In connection with the Sixth Tranche, the Company will, subject to prior approval of the TSX Venture Exchange, issue a total of 742,219 Warrants to MM. Each Bonus Warrant will entitle the holder to acquire one share of common stock of the Company at an exercise price of C$0.19, being the last closing price of the Company’s common stock prior to the date hereof. The Bonus Warrants will be exercisable until August 8, 2027, subject to acceleration in accordance with the policies of the TSX-V and will be subject to a hold period of four months and one day from the issuance of the Bonus Warrants in accordance with applicable securities laws. The issuance of Warrant Shares is subject to the terms and conditions of the Warrants as well as the receipt of all regulatory approvals, including, without limitation, the approval of the TSX-V.

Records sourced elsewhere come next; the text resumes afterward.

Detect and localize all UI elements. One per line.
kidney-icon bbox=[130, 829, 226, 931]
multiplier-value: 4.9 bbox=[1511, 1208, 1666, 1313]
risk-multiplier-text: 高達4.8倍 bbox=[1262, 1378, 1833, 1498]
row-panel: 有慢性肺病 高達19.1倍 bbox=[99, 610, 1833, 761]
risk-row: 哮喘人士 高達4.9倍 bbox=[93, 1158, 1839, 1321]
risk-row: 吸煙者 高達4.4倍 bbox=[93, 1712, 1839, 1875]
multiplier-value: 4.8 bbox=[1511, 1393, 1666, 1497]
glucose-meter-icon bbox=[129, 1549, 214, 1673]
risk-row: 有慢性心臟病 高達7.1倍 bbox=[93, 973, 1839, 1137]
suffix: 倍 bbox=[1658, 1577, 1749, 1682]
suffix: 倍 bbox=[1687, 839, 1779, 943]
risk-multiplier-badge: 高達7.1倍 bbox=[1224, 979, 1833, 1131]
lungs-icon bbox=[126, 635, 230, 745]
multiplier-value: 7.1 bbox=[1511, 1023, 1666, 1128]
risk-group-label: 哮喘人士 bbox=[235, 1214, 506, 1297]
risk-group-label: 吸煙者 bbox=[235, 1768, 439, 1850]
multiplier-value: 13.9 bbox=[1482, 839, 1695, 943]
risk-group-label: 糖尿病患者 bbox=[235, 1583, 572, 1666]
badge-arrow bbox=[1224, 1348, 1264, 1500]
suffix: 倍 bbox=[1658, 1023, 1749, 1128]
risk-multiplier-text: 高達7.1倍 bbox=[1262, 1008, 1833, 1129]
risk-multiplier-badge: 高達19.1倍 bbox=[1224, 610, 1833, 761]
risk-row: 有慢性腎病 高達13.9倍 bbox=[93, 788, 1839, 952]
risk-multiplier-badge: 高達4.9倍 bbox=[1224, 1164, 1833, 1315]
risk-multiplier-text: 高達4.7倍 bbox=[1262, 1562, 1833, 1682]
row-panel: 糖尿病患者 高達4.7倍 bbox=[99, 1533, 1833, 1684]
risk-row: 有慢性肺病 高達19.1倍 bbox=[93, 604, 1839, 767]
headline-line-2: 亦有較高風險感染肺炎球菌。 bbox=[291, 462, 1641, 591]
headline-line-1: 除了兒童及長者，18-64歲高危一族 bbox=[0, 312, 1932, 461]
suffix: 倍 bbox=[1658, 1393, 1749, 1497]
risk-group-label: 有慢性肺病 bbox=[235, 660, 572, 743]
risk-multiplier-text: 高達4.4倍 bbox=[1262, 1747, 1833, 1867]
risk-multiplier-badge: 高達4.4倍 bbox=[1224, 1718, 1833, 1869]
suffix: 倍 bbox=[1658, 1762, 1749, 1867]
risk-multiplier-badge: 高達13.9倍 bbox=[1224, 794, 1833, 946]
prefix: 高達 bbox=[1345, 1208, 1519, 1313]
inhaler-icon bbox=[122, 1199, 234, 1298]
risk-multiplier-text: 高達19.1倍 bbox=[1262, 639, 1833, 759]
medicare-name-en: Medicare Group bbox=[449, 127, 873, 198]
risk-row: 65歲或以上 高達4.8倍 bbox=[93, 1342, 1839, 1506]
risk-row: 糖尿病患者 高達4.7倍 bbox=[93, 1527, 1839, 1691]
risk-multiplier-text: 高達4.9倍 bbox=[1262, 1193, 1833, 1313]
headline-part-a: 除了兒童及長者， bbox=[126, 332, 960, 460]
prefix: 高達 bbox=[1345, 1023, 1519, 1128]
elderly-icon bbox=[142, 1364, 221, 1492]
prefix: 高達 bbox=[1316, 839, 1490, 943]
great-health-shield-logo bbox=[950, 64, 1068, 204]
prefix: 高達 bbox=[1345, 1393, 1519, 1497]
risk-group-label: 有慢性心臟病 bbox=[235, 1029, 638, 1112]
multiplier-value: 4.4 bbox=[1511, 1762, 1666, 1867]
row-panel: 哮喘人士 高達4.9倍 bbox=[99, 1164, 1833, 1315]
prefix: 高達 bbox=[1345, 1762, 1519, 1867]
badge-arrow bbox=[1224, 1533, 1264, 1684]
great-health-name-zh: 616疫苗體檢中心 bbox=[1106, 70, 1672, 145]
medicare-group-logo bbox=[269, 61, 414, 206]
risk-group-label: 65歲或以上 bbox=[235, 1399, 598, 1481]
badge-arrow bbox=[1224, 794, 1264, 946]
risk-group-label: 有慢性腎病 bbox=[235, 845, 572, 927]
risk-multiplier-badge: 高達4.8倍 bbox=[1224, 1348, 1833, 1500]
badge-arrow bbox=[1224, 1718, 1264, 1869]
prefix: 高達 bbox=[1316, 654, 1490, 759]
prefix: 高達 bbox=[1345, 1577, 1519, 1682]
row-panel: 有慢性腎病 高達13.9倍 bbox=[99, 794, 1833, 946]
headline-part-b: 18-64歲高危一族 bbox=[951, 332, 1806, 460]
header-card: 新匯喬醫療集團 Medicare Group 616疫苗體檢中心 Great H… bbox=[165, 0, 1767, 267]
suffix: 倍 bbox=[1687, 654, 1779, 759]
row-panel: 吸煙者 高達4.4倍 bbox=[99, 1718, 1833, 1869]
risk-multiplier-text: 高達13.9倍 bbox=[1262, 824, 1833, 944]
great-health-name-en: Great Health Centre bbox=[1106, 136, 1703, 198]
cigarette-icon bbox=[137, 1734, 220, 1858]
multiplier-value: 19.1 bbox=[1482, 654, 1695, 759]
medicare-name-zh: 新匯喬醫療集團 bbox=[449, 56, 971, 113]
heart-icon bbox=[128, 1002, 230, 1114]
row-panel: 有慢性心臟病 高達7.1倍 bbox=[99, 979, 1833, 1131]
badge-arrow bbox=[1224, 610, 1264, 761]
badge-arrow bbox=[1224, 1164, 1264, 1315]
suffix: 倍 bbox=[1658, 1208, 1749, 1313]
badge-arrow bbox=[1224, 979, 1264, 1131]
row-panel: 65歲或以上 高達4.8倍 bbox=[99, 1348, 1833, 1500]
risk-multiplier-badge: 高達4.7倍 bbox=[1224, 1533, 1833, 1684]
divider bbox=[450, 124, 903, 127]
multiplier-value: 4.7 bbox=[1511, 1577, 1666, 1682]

The securities referenced herein, or any securities underlying or derived from the financial instruments referenced herein, including but not limited to the Warrants, the Warrant Shares, and the Silver Loan, have not been and will not be registered under the U.S. Securities Act of 1933, as amended. This news release does not constitute an offer to sell or the solicitation of an offer to buy such securities, nor shall there be any sale of such securities in any state or jurisdiction in which such offer, solicitation or sale would be unlawful prior to registration or qualification under the securities laws of any such state or jurisdiction.
Amendments to the Monetary Metals Silver Loan
Additionally, in connection with the Sixth Tranche, the Company and Silver Valley have entered into an amendment to the secured promissory note purchase agreement dated August 8, 2024, as previously amended by (i) a first amendment to secured promissory note purchase agreement dated November 11, 2024, and (ii) a second amendment to the secured note promissory purchase agreement dated June 5, 2025, to extend the availability date for advances thereunder from June 30, 2025 to January 31, 2026. In any event, the number of bonus warrants issued or issuable to MM will not exceed, in the aggregate, the maximum of 3,000,000 allowable under the MM NPA.
About Bunker Hill Mining Corp.
Bunker Hill is an American mineral exploration and development company focused on revitalizing our historic mining asset: the renowned zinc, lead, and silver deposit in northern Idaho’s prolific Coeur d’Alene mining district. This strategic initiative aims to breathe new life into a once-productive mine, leveraging modern exploration techniques and sustainable development practices to unlock the potential of this mineral-rich region. Bunker Hill aims to maximize shareholder value by responsibly harnessing the mineral wealth in the Silver Valley mining district, focusing our efforts on this single, high-potential asset. Information about the Company is available on its website, www.bunkerhillmining.com, or within the SEDAR+ and EDGAR databases.